An increasing interest in the cultivation of (European) hazelnut () is driving a demand to breed cultivars adapted to non-conventional environments, particularly in the context of incipient climate change. Given that plant phenology is so strongly determined by genotype, a rational approach to support these breeding efforts will be to identify quantitative trait loci (QTLs) and the genes underlying the basis for adaptation. The present study was designed to map QTLs for phenology-related traits, such as the timing of both male and female flowering, dichogamy, and the period required for nuts to reach maturity. The analysis took advantage of an existing linkage map developed from a population of F progeny bred from the cross "Tonda Gentile delle Langhe" × "Merveille de Bollwiller," consisting in 11 LG. A total of 42 QTL-harboring regions were identified. Overall, 71 QTLs were detected, 49 on the TGdL map and 22 on the MB map; among these, 21 were classified as major; 13 were detected in at least two of the seasons (stable-major QTL). In detail, 20 QTLs were identified as contributing to the time of male flowering, 15 to time of female flowering, 25 to dichogamy, and 11 to time of nut maturity. LG02 was found to harbor 16 QTLs, while 15 QTLs mapped to LG10 and 14 to LG03. Many of the QTLs were clustered with one another. The major cluster was located on TGdL_02 and consisted of mainly major QTLs governing all the analyzed traits. A search of the key genomic regions revealed 22 candidate genes underlying the set of traits being investigated. Many of them have been described in the literature as involved in processes related to flowering, control of dormancy, budburst, the switch from vegetative to reproductive growth, or the morphogenesis of flowers and seeds.
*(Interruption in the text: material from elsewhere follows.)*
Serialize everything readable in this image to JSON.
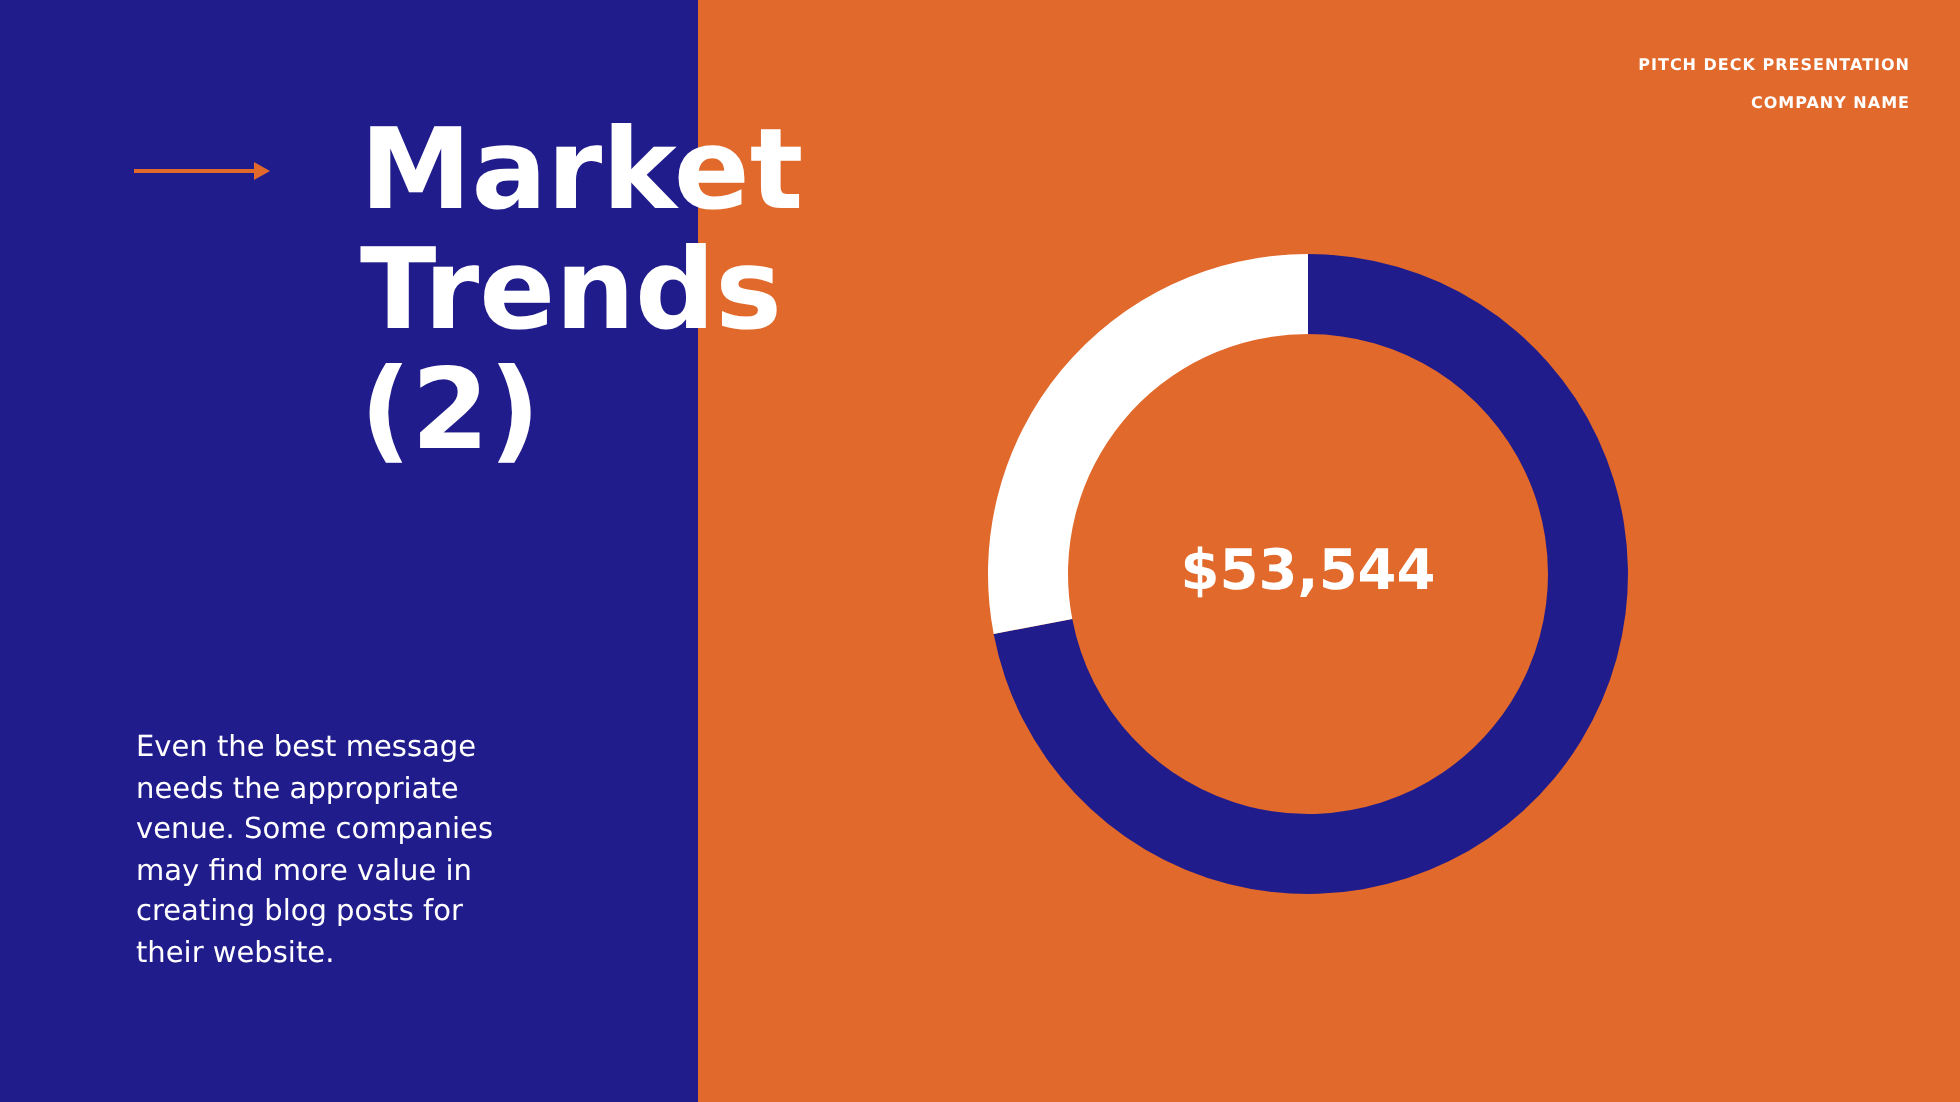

对(欧洲)榛子种植的兴趣日益浓厚,这推动了对适应非传统环境的品种培育的需求,特别是在气候变化初现的背景下。鉴于植物物候学在很大程度上由基因型决定,支持这些育种工作的合理方法将是识别数量性状基因座(QTL)以及适应基础的潜在基因。本研究旨在绘制与物候相关性状的QTL图谱,如雄花和雌花开花时间、雌雄异熟以及坚果成熟所需时间。该分析利用了从杂交组合“Tonda Gentile delle Langhe”דMerveille de Bollwiller”培育的F子代群体构建的现有连锁图谱,该图谱由11个连锁群组成。总共鉴定出42个含有QTL的区域。总体而言,检测到71个QTL,其中49个在TGdL图谱上,22个在MB图谱上;其中,21个被归类为主要QTL;13个在至少两个季节中被检测到(稳定主要QTL)。详细来说,鉴定出20个QTL对雄花开花时间有贡献,15个对雌花开花时间有贡献,25个对雌雄异熟有贡献,11个对坚果成熟时间有贡献。发现LG02含有16个QTL,而15个QTL定位于LG10,14个定位于LG03。许多QTL彼此聚集在一起。主要簇位于TGdL_02上,主要由控制所有分析性状的主要QTL组成。对关键基因组区域的搜索揭示了22个潜在基因,这些基因是所研究性状的基础。其中许多基因在文献中被描述为参与与开花、休眠控制、芽萌发、从营养生长向生殖生长的转变或花和种子的形态发生等相关过程。